Se despidieron del filósofo pastor; volvieron a montar a caballo y, al paso, llegaron al puerto. Aquel era el Balcón de la Rioja. Una capa ligera de nieve cubría el monte. Corría por allá un vientecillo serrano, frío y agudo, que se metía hasta los huesos. Se divisaba desde arriba un gran espacio de tierra que parecía llano, a pesar de estar constituído por una serie de lomas y de cerros. Los caminos, blancos, serpenteaban por entre las colinas y altozanos apareciendo y desapareciendo, bordeados a trechos por árboles amarillos y sin hojas.

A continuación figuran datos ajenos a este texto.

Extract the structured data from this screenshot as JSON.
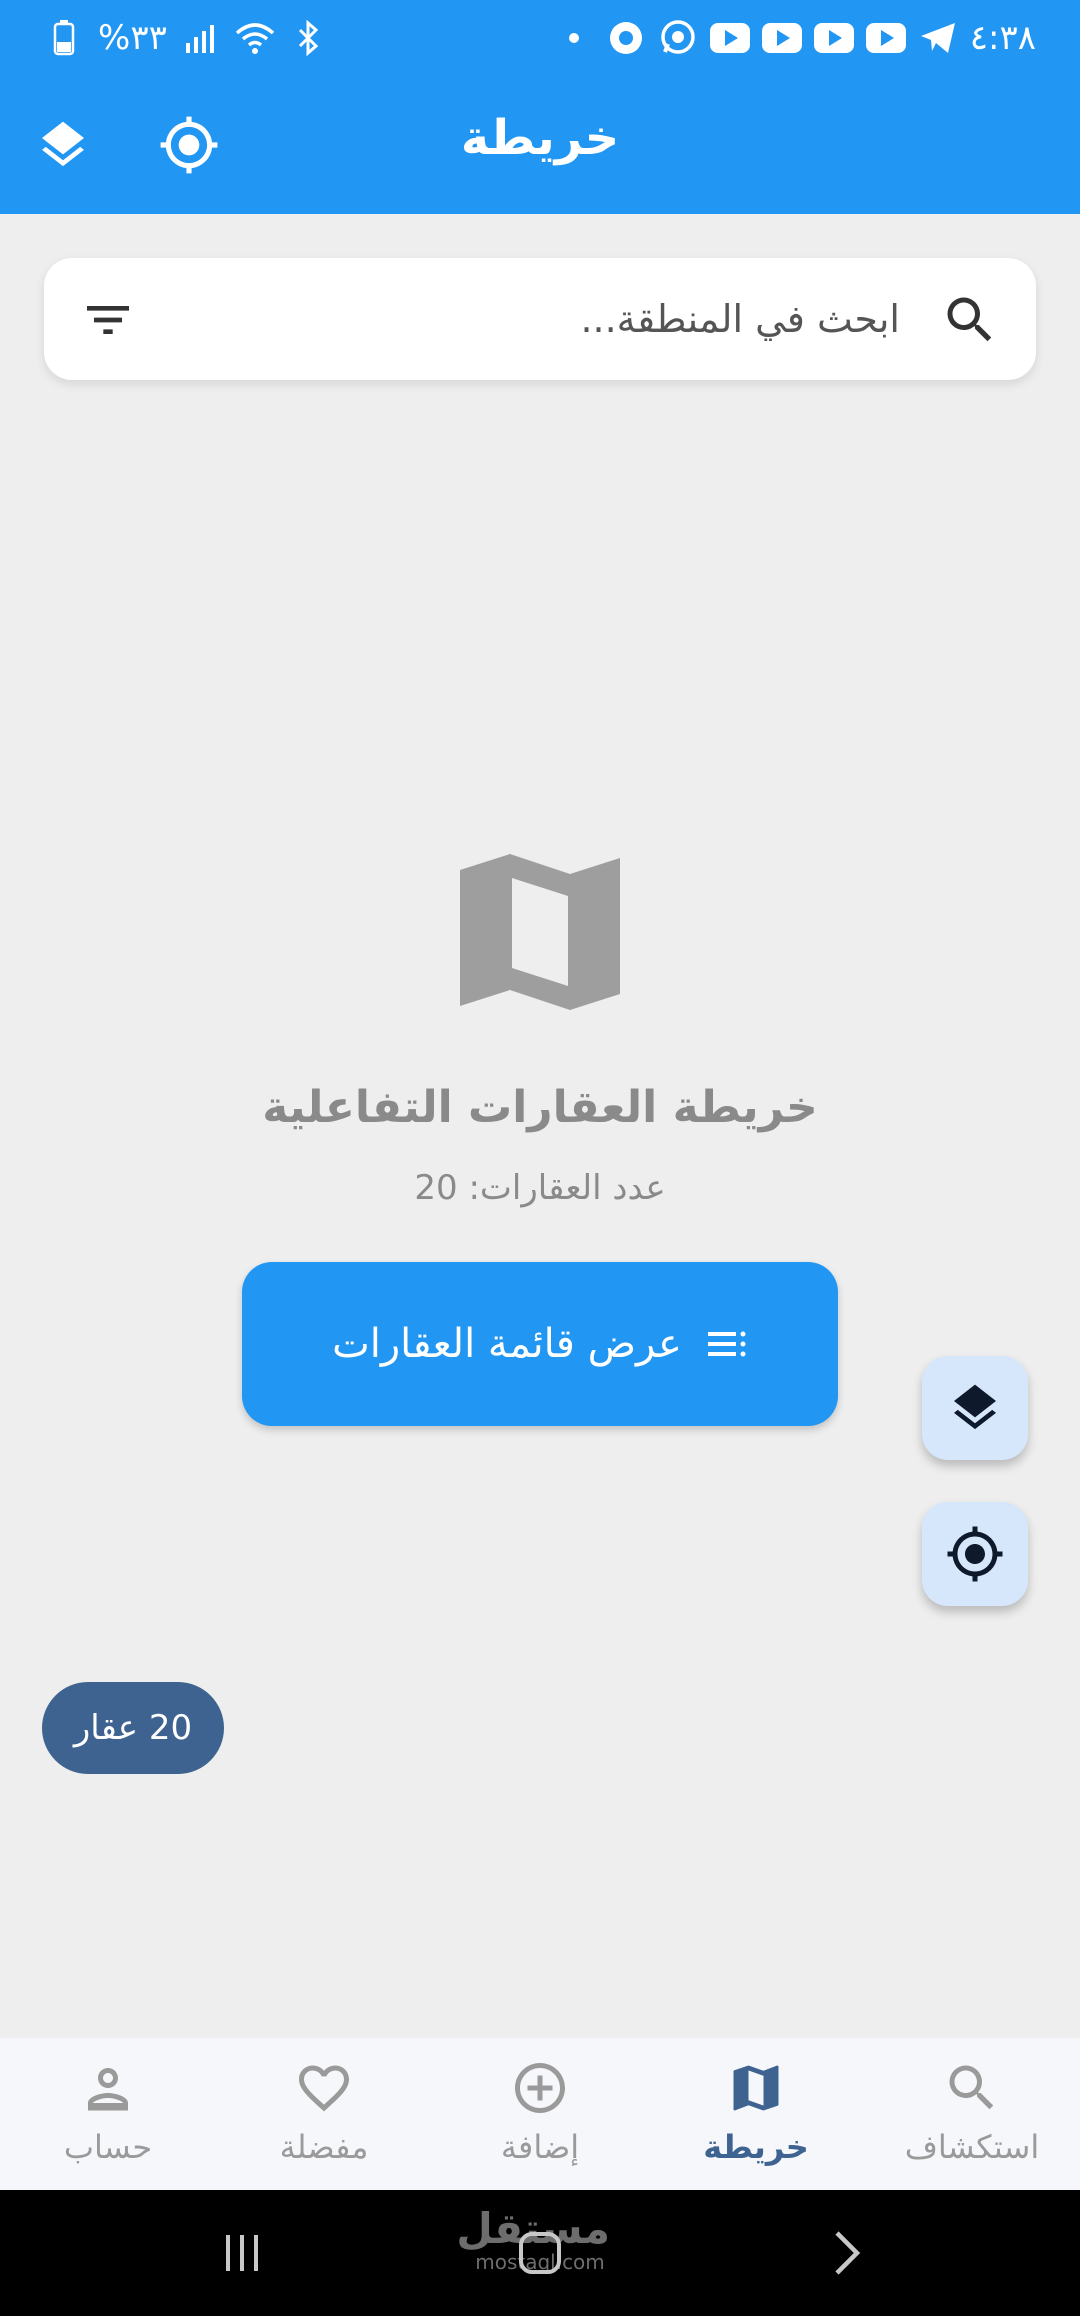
{
  "status_bar": {
    "time": "٤:٣٨",
    "battery": "%٣٣",
    "icons": [
      "telegram-icon",
      "youtube-icon",
      "youtube-icon",
      "youtube-icon",
      "youtube-icon",
      "whatsapp-icon",
      "notification-icon",
      "dot-icon",
      "bluetooth-icon",
      "wifi-icon",
      "signal-icon",
      "battery-icon"
    ]
  },
  "app_bar": {
    "title": "خريطة",
    "actions": [
      "layers-icon",
      "my-location-icon"
    ]
  },
  "search": {
    "placeholder": "ابحث في المنطقة..."
  },
  "center": {
    "title": "خريطة العقارات التفاعلية",
    "count_text": "عدد العقارات: 20",
    "button_label": "عرض قائمة العقارات"
  },
  "chip": {
    "text": "20 عقار"
  },
  "bottom_nav": {
    "items": [
      {
        "label": "حساب",
        "icon": "person-icon"
      },
      {
        "label": "مفضلة",
        "icon": "heart-icon"
      },
      {
        "label": "إضافة",
        "icon": "add-circle-icon"
      },
      {
        "label": "خريطة",
        "icon": "map-icon",
        "active": true
      },
      {
        "label": "استكشاف",
        "icon": "search-icon"
      }
    ]
  },
  "system_nav": {
    "watermark": "مستقل",
    "watermark_sub": "mostaql.com"
  },
  "colors": {
    "primary": "#2196F3",
    "nav_active": "#3E6391",
    "fab_bg": "#D6E6FB",
    "background": "#EEEEEE"
  }
}
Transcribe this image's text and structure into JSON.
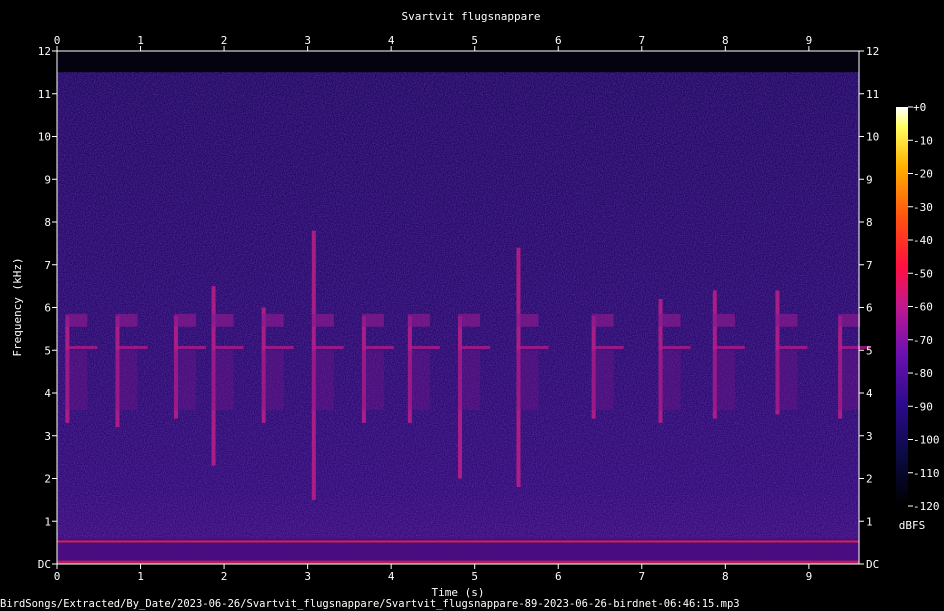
{
  "chart_data": {
    "type": "heatmap",
    "title": "Svartvit flugsnappare",
    "xlabel": "Time (s)",
    "ylabel": "Frequency (kHz)",
    "xlim": [
      0,
      9.6
    ],
    "ylim": [
      0,
      12
    ],
    "x_ticks": [
      "0",
      "1",
      "2",
      "3",
      "4",
      "5",
      "6",
      "7",
      "8",
      "9"
    ],
    "y_ticks": [
      "DC",
      "1",
      "2",
      "3",
      "4",
      "5",
      "6",
      "7",
      "8",
      "9",
      "10",
      "11",
      "12"
    ],
    "colorbar": {
      "label": "dBFS",
      "range": [
        -120,
        0
      ],
      "ticks": [
        "+0",
        "-10",
        "-20",
        "-30",
        "-40",
        "-50",
        "-60",
        "-70",
        "-80",
        "-90",
        "-100",
        "-110",
        "-120"
      ]
    },
    "calls": [
      {
        "t": 0.1,
        "f_low": 3.3,
        "f_high": 5.8
      },
      {
        "t": 0.7,
        "f_low": 3.2,
        "f_high": 5.8
      },
      {
        "t": 1.4,
        "f_low": 3.4,
        "f_high": 5.8
      },
      {
        "t": 1.85,
        "f_low": 2.3,
        "f_high": 6.5
      },
      {
        "t": 2.45,
        "f_low": 3.3,
        "f_high": 6.0
      },
      {
        "t": 3.05,
        "f_low": 1.5,
        "f_high": 7.8
      },
      {
        "t": 3.65,
        "f_low": 3.3,
        "f_high": 5.8
      },
      {
        "t": 4.2,
        "f_low": 3.3,
        "f_high": 5.8
      },
      {
        "t": 4.8,
        "f_low": 2.0,
        "f_high": 5.8
      },
      {
        "t": 5.5,
        "f_low": 1.8,
        "f_high": 7.4
      },
      {
        "t": 6.4,
        "f_low": 3.4,
        "f_high": 5.8
      },
      {
        "t": 7.2,
        "f_low": 3.3,
        "f_high": 6.2
      },
      {
        "t": 7.85,
        "f_low": 3.4,
        "f_high": 6.4
      },
      {
        "t": 8.6,
        "f_low": 3.5,
        "f_high": 6.4
      },
      {
        "t": 9.35,
        "f_low": 3.4,
        "f_high": 5.8
      }
    ]
  },
  "footer": {
    "path": "BirdSongs/Extracted/By_Date/2023-06-26/Svartvit_flugsnappare/Svartvit_flugsnappare-89-2023-06-26-birdnet-06:46:15.mp3"
  },
  "colors": {
    "background": "#000000",
    "spectrogram_base": "#2a0a6b",
    "call_color": "#d0208a",
    "low_band": "#ff2a40"
  }
}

El Ebro brillaba en varios trozos diseminados por el campo, como pedazos de espejo, y algunas humaredas azules rastreaban por encima de las heredades, en el cielo rojo del crepúsculo.

Corito entró en una caseta abandonada de algún peón caminero que, sin duda, los blancos o los negros, o los dos a la vez, habían desvalijado.

—En último término, podíamos quedarnos aquí a pasar la noche—dijo Corito.